Evet: Dünyada herşey fanidir. Tac, taht, saltanat, saadet.. hepsi geçici şeylerdir, İşte, o haşmetli Bizans kayserlerinin sarayı şimdi karşısında baykuş yuvasına dönmüş, başkenti iradesi önünde diz çökmüş duruyor.

Şüphesiz ki Fatih Sultan Mehmet, asıl mesleğini, bir İslâm mücahidi sıfatıyla, cengâverlikte bulmuş ve bunun neticesi olarak hükümdarlığı zamanının üçte ikisini fütuhat seferlerinde geçirmiştir. Fakat bütün askerî, idari ve siyasi işleri arasında şahsan ilim ve sanatla meşgul olmak için de vakit bulabilmiştir. Onun ilme ne kadar itibar ettiğini gösteren en tipik olay, hemen hemen daima ulema kıyafetini tercih etmiş olmasıdır.

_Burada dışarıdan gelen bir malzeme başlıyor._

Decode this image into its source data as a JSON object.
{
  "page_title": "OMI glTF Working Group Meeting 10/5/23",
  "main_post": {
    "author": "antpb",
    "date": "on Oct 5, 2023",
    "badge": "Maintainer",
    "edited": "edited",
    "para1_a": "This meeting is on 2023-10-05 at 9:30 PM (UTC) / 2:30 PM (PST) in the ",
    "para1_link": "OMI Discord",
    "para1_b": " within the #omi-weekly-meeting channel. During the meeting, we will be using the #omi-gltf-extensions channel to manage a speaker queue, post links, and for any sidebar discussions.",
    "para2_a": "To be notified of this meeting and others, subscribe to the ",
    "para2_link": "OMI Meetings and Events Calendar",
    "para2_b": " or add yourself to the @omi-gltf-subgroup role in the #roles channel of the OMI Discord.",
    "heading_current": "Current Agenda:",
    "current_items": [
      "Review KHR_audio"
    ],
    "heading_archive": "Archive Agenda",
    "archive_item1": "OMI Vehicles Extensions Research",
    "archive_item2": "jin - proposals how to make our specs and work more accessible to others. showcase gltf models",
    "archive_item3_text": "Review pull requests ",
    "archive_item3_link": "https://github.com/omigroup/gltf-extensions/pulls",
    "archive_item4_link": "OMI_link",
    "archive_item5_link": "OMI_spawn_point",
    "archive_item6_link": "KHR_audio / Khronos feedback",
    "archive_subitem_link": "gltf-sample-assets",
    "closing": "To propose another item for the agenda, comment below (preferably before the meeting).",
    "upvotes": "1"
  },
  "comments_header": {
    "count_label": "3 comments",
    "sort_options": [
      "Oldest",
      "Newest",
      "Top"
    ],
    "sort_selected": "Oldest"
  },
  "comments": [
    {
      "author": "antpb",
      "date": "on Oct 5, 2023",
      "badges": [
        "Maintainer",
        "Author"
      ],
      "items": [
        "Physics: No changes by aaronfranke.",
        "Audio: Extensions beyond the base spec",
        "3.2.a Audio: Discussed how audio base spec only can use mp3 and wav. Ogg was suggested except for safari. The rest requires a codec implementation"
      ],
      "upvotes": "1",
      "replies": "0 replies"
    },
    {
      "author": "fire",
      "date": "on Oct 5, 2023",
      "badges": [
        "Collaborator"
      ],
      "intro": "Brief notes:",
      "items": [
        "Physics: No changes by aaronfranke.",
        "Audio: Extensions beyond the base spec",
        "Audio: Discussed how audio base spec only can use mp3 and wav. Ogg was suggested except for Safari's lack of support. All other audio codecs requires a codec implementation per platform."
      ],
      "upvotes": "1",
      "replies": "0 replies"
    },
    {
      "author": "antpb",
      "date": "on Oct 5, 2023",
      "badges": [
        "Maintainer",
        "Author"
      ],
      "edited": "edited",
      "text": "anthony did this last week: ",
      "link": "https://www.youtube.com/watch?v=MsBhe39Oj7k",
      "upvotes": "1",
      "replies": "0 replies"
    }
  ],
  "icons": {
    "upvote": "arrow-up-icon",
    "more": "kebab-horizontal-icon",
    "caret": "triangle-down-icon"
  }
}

Fatih'in kanunlar tedvin ederek kurduğu, hangi din ve ırka mensup olursa olsun bütün tebaasını içine alan içtimaî nizam da, aynı şekilde yeni, modern zihniyete uygun bir eserdir. Kendisi son derece geniş görüşlü aydın ve müsbet düşünceli, din ve felsefe meseleleri karşısında daima aklı mi'yar tutan, çeşitli İslâm mezhepleri ve hıristiyan dininin esasları ile, zamanın felsefî problemleri ile yakından ilgilenen bir insandır*. Rum patriki ve bilginleri ile hıristiyan dininin esasları üzerine yapmış olduğu konuşmalar meşhurdur. Bu itibarla her türlü taassuptan uzak, geniş bir tolerans sahibidir.

Bu tesamüh zihniyetini dinî ve içtimaî alanlarda olduğu kadar ilim sahasında da göstermiştir.

Hülâsa, her cins kültür değerim takdir eden Fatih'in ilme ve ulemaya karşı büyük bir zaafı vardır. Kaç defa, darılttığı için İstanbul'u terk etmiş olan âlimleri, pişimanlık duyarak yeniden yanına davet etmiştir. Kaç defa, ulemanın: kitaplarımızı yakar, bu diyardan göçeriz; gibi tehditleri karşısında ricat etmiştir 27. Kılıncı ile birbiri arkasından tahtlar deviren, dünyayı titreten, bütün devirlerin en büyük cihangiri olmak ihtirası ile yanan bir hükümdarın ilme ve sanata verdiği bu önem, cidden ibretle belirtilmeğe değer.

Fatih Sultan Mehmet gerçekten olağanüstü bir insan, bir hükümdar şahsiyeti olarak karşımıza çıkmaktadır: Ruhunda sonsuz bir cihangirlik ihtirasının yanında üstün kabiliyetler, yapıcılık kudreti, teşkilâtçılık istidadı yaşamaktadır. Güzele, yüceye, kalıcı eserlere çok içten gelen bir ilgi beslemektedir. Bütün bu vasıfları ile Fatih Sultan Mehmet, Osmanlı İmparatorluğu'nun kurucusu, Bizans'ın fatihi olmak, "Büyük Türk" ünvanını taşımak şöhretini gerçekten hak etmiş görünmektedir. *Bekir SIDKI BAYKAL

Peygamber müjdesine nail olmuş Kudretli Türkmen Beyine ve Askerlerine Rahmetler olsun.